Petar Traykov Girovski was a Bulgarian Army officer, later activist of the Internal Macedonian Revolutionary Organization. Afterwards he became close to some communist circles and after the Second World War participated in Yugoslav and Bulgarian politics.

== Biography ==
Traykov was born on June 2, 1896, in Vrbeni, then in the Ottoman Empire, today Itea, Florina, in Greece. He is the brother of the Bulgarian politician Georgi Traykov. Traykov graduated from the Bulgarian High School in Bitola. After the Balkan Wars in 1913 he emigrated to Bulgaria and graduated from a military school in Sofia. During the First World War, Traykov served as an officer in the Bulgarian army. After the war he became a member of IMRO and operated since 1920 in Greece and Yugoslavia. Traykov carried out an assassination attempt in Florina, and was sentenced to death in Greece in 1925. He managed to escape to Albania, where in 1927 he was imprisoned. In 1928 he fled again and reached Bulgaria.
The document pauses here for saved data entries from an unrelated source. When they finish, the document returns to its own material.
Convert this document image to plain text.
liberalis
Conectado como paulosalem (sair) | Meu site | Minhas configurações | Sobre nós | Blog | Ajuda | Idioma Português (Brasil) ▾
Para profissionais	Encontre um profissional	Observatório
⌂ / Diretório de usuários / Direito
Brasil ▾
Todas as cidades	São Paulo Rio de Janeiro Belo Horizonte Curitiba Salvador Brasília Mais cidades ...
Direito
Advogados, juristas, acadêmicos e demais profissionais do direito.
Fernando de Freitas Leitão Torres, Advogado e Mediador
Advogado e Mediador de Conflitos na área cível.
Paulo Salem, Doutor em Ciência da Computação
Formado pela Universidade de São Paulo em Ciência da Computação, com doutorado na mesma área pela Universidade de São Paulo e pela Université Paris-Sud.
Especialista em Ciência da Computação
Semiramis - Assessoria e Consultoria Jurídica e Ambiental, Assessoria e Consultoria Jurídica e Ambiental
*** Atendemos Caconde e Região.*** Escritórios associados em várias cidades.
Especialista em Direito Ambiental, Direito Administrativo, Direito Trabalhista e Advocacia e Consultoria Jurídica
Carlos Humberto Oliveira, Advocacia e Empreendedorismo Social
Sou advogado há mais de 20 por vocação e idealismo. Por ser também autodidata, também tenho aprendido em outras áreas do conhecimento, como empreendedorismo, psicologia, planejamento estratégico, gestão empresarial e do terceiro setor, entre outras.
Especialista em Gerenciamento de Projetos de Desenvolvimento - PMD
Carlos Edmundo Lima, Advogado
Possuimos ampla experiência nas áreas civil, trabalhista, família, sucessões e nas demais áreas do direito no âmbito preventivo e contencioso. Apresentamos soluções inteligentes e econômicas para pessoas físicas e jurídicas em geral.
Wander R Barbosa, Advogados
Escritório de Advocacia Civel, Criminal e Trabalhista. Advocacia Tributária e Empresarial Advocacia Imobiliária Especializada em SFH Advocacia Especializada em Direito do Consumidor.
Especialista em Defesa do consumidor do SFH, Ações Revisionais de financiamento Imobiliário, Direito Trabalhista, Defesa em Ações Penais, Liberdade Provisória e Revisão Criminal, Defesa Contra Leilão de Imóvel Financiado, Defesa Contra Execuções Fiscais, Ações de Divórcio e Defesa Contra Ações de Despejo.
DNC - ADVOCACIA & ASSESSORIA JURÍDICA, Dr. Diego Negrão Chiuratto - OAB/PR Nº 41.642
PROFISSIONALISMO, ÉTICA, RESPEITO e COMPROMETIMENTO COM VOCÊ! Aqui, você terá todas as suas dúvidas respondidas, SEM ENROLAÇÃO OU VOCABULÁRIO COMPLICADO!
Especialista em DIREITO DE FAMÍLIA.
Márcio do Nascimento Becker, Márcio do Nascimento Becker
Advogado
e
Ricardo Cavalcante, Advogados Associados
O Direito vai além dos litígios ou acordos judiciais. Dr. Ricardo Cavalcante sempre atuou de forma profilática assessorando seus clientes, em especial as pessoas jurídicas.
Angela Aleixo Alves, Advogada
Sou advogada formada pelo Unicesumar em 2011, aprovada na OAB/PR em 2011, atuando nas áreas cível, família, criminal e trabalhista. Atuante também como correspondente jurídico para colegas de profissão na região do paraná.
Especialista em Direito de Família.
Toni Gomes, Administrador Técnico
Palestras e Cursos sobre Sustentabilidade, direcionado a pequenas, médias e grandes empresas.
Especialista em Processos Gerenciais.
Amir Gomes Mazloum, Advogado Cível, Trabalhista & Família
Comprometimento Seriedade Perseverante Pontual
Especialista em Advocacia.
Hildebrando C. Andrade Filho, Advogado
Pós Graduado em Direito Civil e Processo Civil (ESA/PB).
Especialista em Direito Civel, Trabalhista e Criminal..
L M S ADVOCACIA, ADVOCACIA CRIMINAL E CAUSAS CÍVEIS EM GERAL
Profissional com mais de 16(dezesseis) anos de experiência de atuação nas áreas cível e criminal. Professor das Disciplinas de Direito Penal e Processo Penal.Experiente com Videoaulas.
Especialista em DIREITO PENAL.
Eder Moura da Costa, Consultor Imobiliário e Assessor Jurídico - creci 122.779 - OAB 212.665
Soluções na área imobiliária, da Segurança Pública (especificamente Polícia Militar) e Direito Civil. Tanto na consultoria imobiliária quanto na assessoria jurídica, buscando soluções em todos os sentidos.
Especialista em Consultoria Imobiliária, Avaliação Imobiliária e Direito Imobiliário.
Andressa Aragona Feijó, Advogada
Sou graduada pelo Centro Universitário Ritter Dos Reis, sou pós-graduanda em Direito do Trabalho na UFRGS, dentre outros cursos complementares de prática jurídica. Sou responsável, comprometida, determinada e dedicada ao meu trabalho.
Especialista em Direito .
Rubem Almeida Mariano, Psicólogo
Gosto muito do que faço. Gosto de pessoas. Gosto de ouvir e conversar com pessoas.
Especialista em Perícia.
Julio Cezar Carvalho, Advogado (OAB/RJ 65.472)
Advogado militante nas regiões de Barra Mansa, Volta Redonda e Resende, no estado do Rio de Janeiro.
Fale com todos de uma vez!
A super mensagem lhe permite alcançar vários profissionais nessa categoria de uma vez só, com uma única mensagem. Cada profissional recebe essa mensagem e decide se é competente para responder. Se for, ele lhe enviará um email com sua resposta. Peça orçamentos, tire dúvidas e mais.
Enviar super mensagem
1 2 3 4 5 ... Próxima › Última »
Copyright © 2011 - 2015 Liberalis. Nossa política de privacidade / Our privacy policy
After the split in the IMRO after the assassination of Alexander Protogerov in 1928, he sided with the wing of the Protogerovists and opposed the policy of Ivan Mihailov. Subsequently, Traykov switched to the IMRO (United). He assisted then some Bulgarian Communist Party activists in their illegal activities. As result in 1935 he was arrested and interned in a labor camp. After the outbreak of World War II in 1940, he established contacts with British intelligence in Sofia. After the beginning of the operation of the Axis forces against Greece and Yugoslavia, he was arrested and interned again in a labor camp by the Bulgarian authorities (1941). Traykov was later sentenced to life in prison as a coworker the communist Emil Markov.

After the pro-Soviet 1944 Bulgarian coup d'état he was released from prison and became commander of the Gotse Delchev Brigade. Traykov took then part in operations against the Germans on Yugoslav territory. He received the rank of colonel in the Yugoslav communist army. On December 27, he was elected a member of ASNOM and participated in its second meeting. In early 1946, Traykov participated as one of the main prosecutorial witnesses in the trial in Skopje against the notable IMRO member Yordan Chkatrov and other Macedonian Bulgarian revolutionaries. After the rift between Tito and Stalin in 1948, he returned to Bulgaria. Traykov is the author of the book "The Nationalism of the Skopje Leaders", published in 1949 in Sofia, in which he criticizes the communist actions of de-Bulgarianization in Vardar Macedonia. He died on January 13, 1964, in Sofia.